The non-obvious step is step 4. Ratios like 1.33 and 1.5 are not rounding errors; they’re the calculation telling you the empirical formula has more atoms than you assumed. Forcing them to 1 or 2 produces the formula of a different compound.

Worked examples

40.00% C, 6.71% H, 53.29% O. Moles per 100 g: C = 40.00/12.011 = 3.331, H = 6.71/1.008 = 6.657, O = 53.29/15.999 = 3.331. Divide by smallest (3.331): 1.00 : 2.00 : 1.00. Empirical formula: CH₂O. If molar mass = 180.16: 180.16/30.03 = 6, so molecular formula is C₆H₁₂O₆ (glucose).

26.57% K, 35.36% Cr, 38.07% O. Moles: K = 0.6795, Cr = 0.6800, O = 2.380. Divide by smallest: K = 1.00, Cr = 1.00, O = 3.50. Multiply by 2: 2 : 2 : 7. Empirical formula: K₂Cr₂O₇ (potassium dichromate).

Combustion analysis. 0.255 g of a C/H/O compound burns to give 0.561 g CO₂ and 0.306 g H₂O. Mass C = 0.561 × (12.011/44.009) = 0.1531 g. Mass H = 0.306 × (2.016/18.015) = 0.0343 g. Mass O (by difference) = 0.255 − 0.1531 − 0.0343 = 0.0677 g. Moles: C = 0.01275, H = 0.03398, O = 0.00423. Divide by smallest: 3.01 : 8.03 : 1.00. Empirical formula: C₃H₈O (could be 1-propanol, 2-propanol, or methyl ethyl ether — empirical analysis doesn’t distinguish isomers).
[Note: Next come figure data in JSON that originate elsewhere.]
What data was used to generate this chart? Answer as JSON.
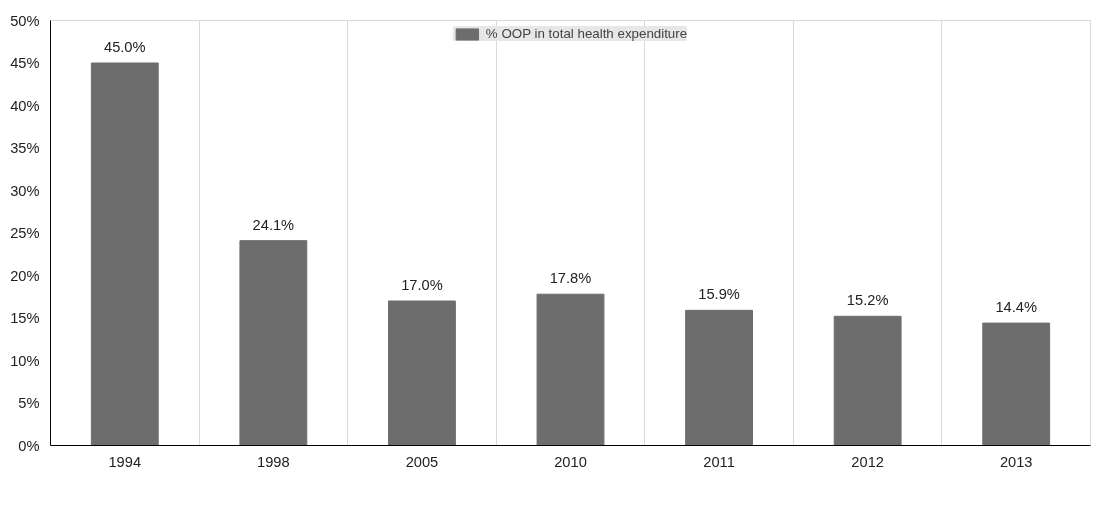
{
  "chart_data": {
    "type": "bar",
    "categories": [
      "1994",
      "1998",
      "2005",
      "2010",
      "2011",
      "2012",
      "2013"
    ],
    "series": [
      {
        "name": "% OOP in total health expenditure",
        "color": "#6d6d6d",
        "values": [
          45.0,
          24.1,
          17.0,
          17.8,
          15.9,
          15.2,
          14.4
        ],
        "value_labels": [
          "45.0%",
          "24.1%",
          "17.0%",
          "17.8%",
          "15.9%",
          "15.2%",
          "14.4%"
        ]
      }
    ],
    "ylim": [
      0,
      50
    ],
    "yticks": [
      {
        "value": 0,
        "label": "0%"
      },
      {
        "value": 5,
        "label": "5%"
      },
      {
        "value": 10,
        "label": "10%"
      },
      {
        "value": 15,
        "label": "15%"
      },
      {
        "value": 20,
        "label": "20%"
      },
      {
        "value": 25,
        "label": "25%"
      },
      {
        "value": 30,
        "label": "30%"
      },
      {
        "value": 35,
        "label": "35%"
      },
      {
        "value": 40,
        "label": "40%"
      },
      {
        "value": 45,
        "label": "45%"
      },
      {
        "value": 50,
        "label": "50%"
      }
    ],
    "grid": "x",
    "legend": "top"
  }
}
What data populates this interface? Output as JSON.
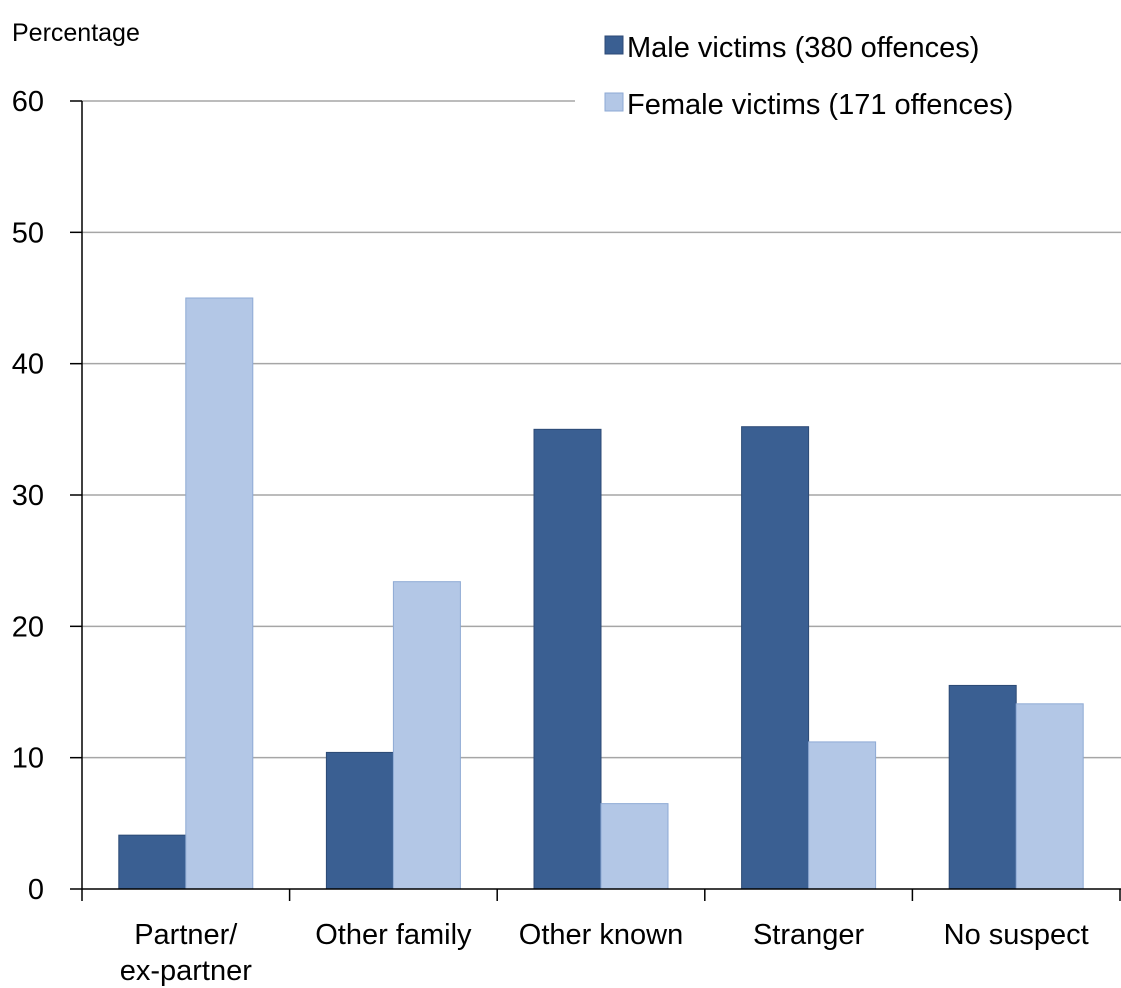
{
  "chart_data": {
    "type": "bar",
    "ylabel": "Percentage",
    "ylim": [
      0,
      60
    ],
    "yticks": [
      0,
      10,
      20,
      30,
      40,
      50,
      60
    ],
    "grid": true,
    "legend_position": "top-right",
    "categories": [
      [
        "Partner/",
        "ex-partner"
      ],
      [
        "Other family"
      ],
      [
        "Other known"
      ],
      [
        "Stranger"
      ],
      [
        "No suspect"
      ]
    ],
    "series": [
      {
        "name": "Male victims (380 offences)",
        "color": "#3A5F92",
        "values": [
          4.1,
          10.4,
          35.0,
          35.2,
          15.5
        ]
      },
      {
        "name": "Female victims (171 offences)",
        "color": "#B3C7E6",
        "values": [
          45.0,
          23.4,
          6.5,
          11.2,
          14.1
        ]
      }
    ]
  }
}
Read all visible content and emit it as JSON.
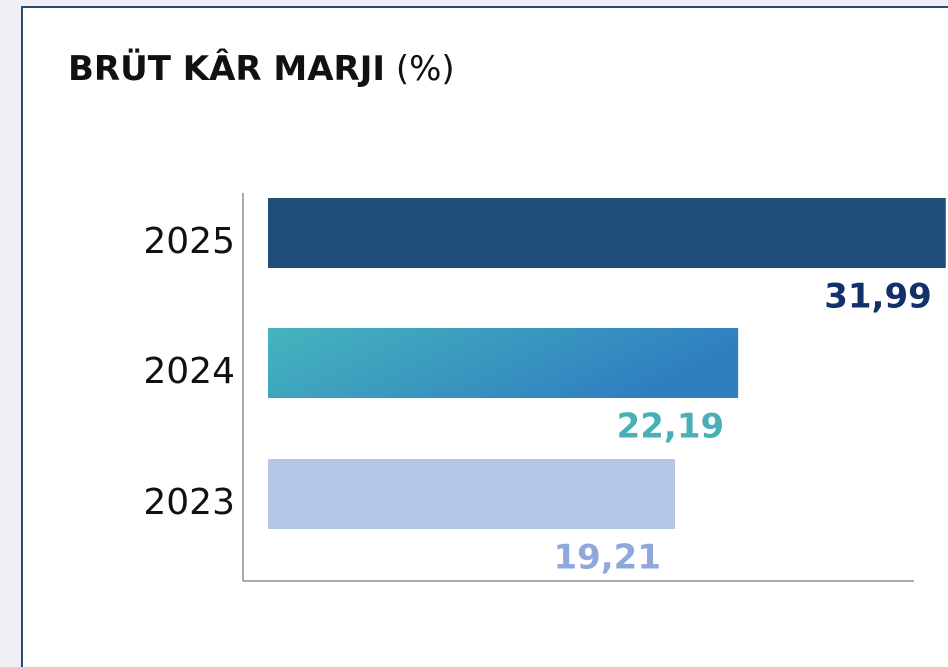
{
  "chart_data": {
    "type": "barh",
    "title": "BRÜT KÂR MARJI",
    "title_unit": "(%)",
    "categories": [
      "2025",
      "2024",
      "2023"
    ],
    "values": [
      31.99,
      22.19,
      19.21
    ],
    "value_labels": [
      "31,99",
      "22,19",
      "19,21"
    ],
    "colors": [
      "#1f4e79",
      "#46b4be",
      "#b4c7e7"
    ],
    "gradient_end": [
      null,
      "#2e7ec0",
      null
    ],
    "label_colors": [
      "#14306b",
      "#4ab0b8",
      "#8fa8dc"
    ],
    "xlim": [
      0,
      32
    ]
  }
}
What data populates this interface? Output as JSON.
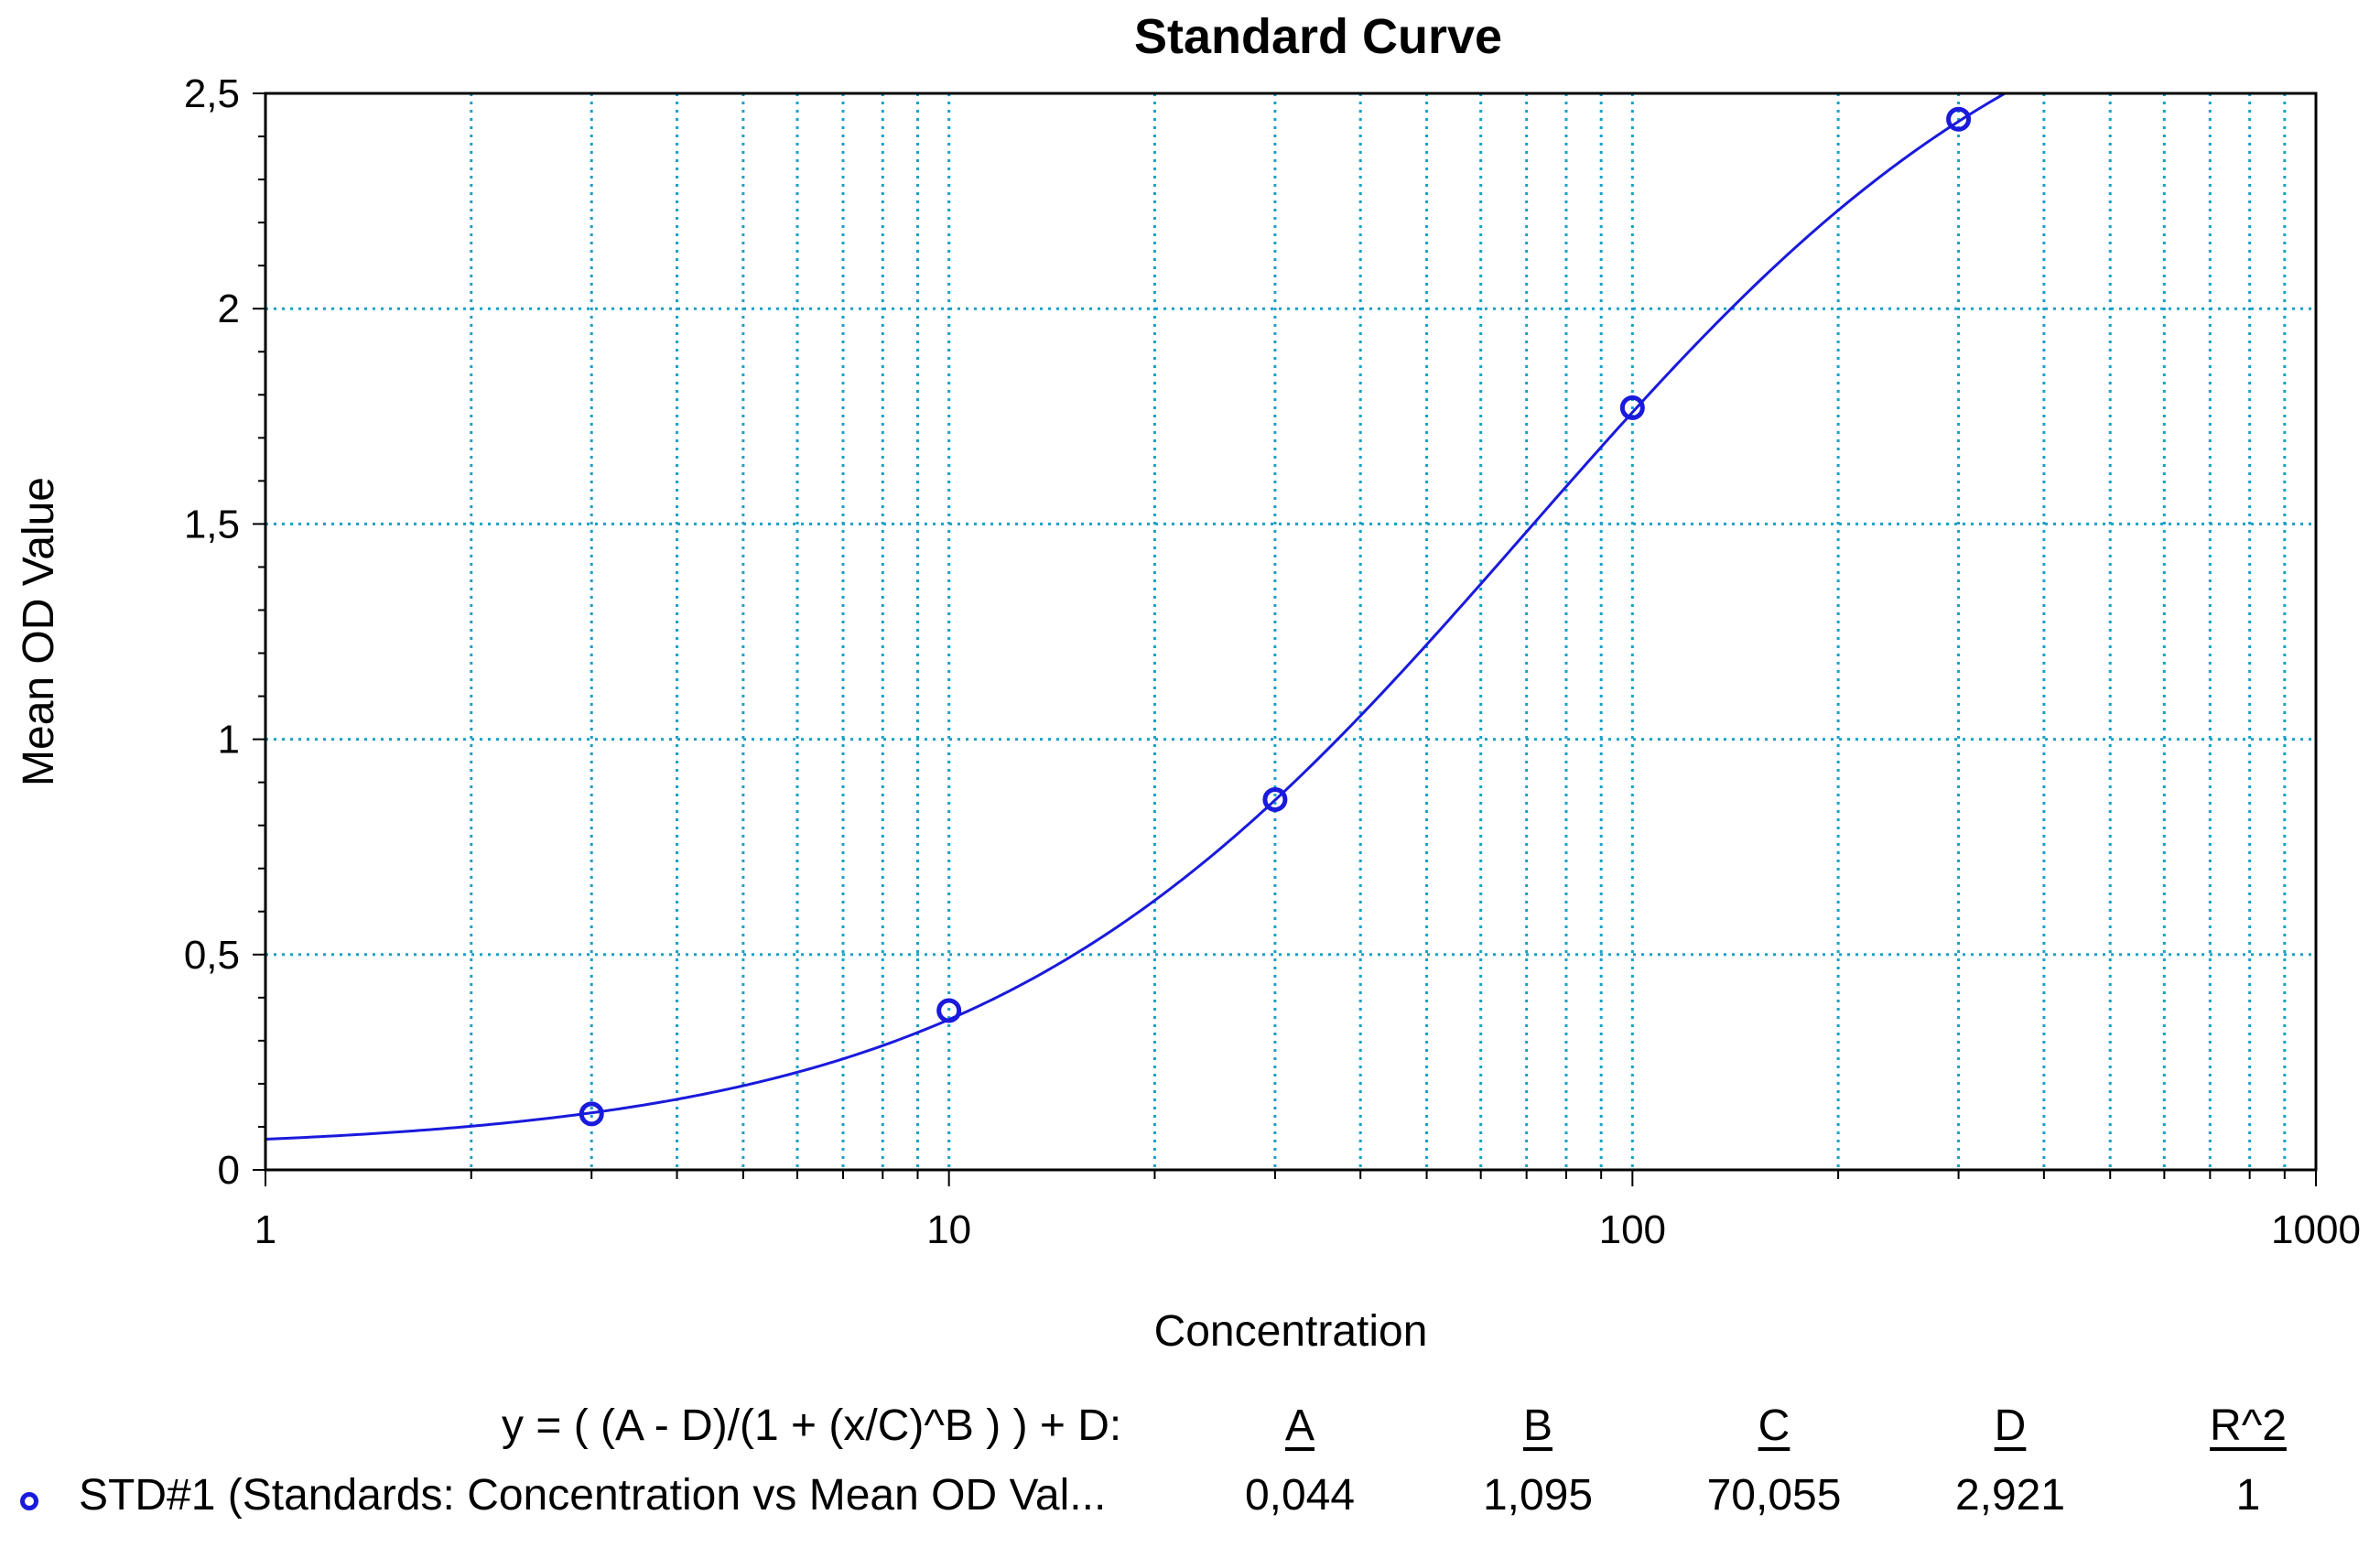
{
  "chart_data": {
    "type": "scatter",
    "title": "Standard Curve",
    "xlabel": "Concentration",
    "ylabel": "Mean OD Value",
    "x_scale": "log",
    "xlim": [
      1,
      1000
    ],
    "ylim": [
      0,
      2.5
    ],
    "x_ticks": [
      1,
      10,
      100,
      1000
    ],
    "x_tick_labels": [
      "1",
      "10",
      "100",
      "1000"
    ],
    "y_ticks": [
      0,
      0.5,
      1,
      1.5,
      2,
      2.5
    ],
    "y_tick_labels": [
      "0",
      "0,5",
      "1",
      "1,5",
      "2",
      "2,5"
    ],
    "grid": true,
    "colors": {
      "series": "#1a1adc",
      "grid": "#1aa0c8",
      "axis": "#000000"
    },
    "series": [
      {
        "name": "STD#1 (Standards: Concentration vs Mean OD Val...",
        "marker": "circle",
        "x": [
          3,
          10,
          30,
          100,
          300
        ],
        "y": [
          0.13,
          0.37,
          0.86,
          1.77,
          2.44
        ]
      }
    ],
    "fit": {
      "equation": "y = ( (A - D)/(1 + (x/C)^B ) ) + D:",
      "A": 0.044,
      "B": 1.095,
      "C": 70.055,
      "D": 2.921
    }
  },
  "legend": {
    "equation": "y = ( (A - D)/(1 + (x/C)^B ) ) + D:",
    "headers": [
      "A",
      "B",
      "C",
      "D",
      "R^2"
    ],
    "series_label": "STD#1 (Standards: Concentration vs Mean OD Val...",
    "values": [
      "0,044",
      "1,095",
      "70,055",
      "2,921",
      "1"
    ]
  }
}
Frequently Asked Questions

What is an empirical formula?
The empirical formula is the simplest whole-number ratio of atoms in a compound. Glucose has the molecular formula C₆H₁₂O₆ but the empirical formula CH₂O — the 6:12:6 ratio reduces to 1:2:1. Different compounds can share an empirical formula: formaldehyde (CH₂O), acetic acid (C₂H₄O₂), and glucose (C₆H₁₂O₆) all reduce to CH₂O. The molecular formula tells you which one you actually have.
How do you find an empirical formula from mass percent data?
Assume a 100 g sample so percentages convert directly to grams. Divide each element's mass by its atomic mass to get moles. Divide all the mole values by the smallest of them — that converts moles into a ratio normalized to the least-abundant element. Round to whole numbers if the ratios are close, or multiply through by 2, 3, or 4 if you get fractions like 1.5, 1.33, or 1.25.
What is the difference between empirical and molecular formulas?
The empirical formula is the simplest atom ratio. The molecular formula is the actual count of atoms in one molecule. Find the molecular formula by dividing the experimentally measured molar mass by the empirical formula mass — the result is an integer multiplier. CH₂O has empirical mass 30.03 g/mol; if the molar mass is 180.16, the multiplier is 6, and the molecular formula is C₆H₁₂O₆.
When do I need to multiply the mole ratios?
When dividing by the smallest mole value gives ratios that aren't close to whole numbers. A ratio ending in .5 means multiply by 2; .33 or .67 means multiply by 3; .25 or .75 means multiply by 4. So 1:1.5 becomes 2:3, and 1:1.33 becomes 3:4. Don't round 1.5 to 2 or 1.33 to 1 — that's chemically wrong and gives a different compound.
What is combustion analysis?
Combustion analysis burns a sample (usually an organic compound) in excess O₂ and traps the CO₂ and H₂O produced. The mass of CO₂ tells you how much carbon was in the sample (multiply by 12.011/44.009). The mass of H₂O tells you how much hydrogen (multiply by 2.016/18.015). Subtract C and H mass from the original sample mass to get oxygen by difference. Then run the standard mass-percent-to-empirical-formula procedure.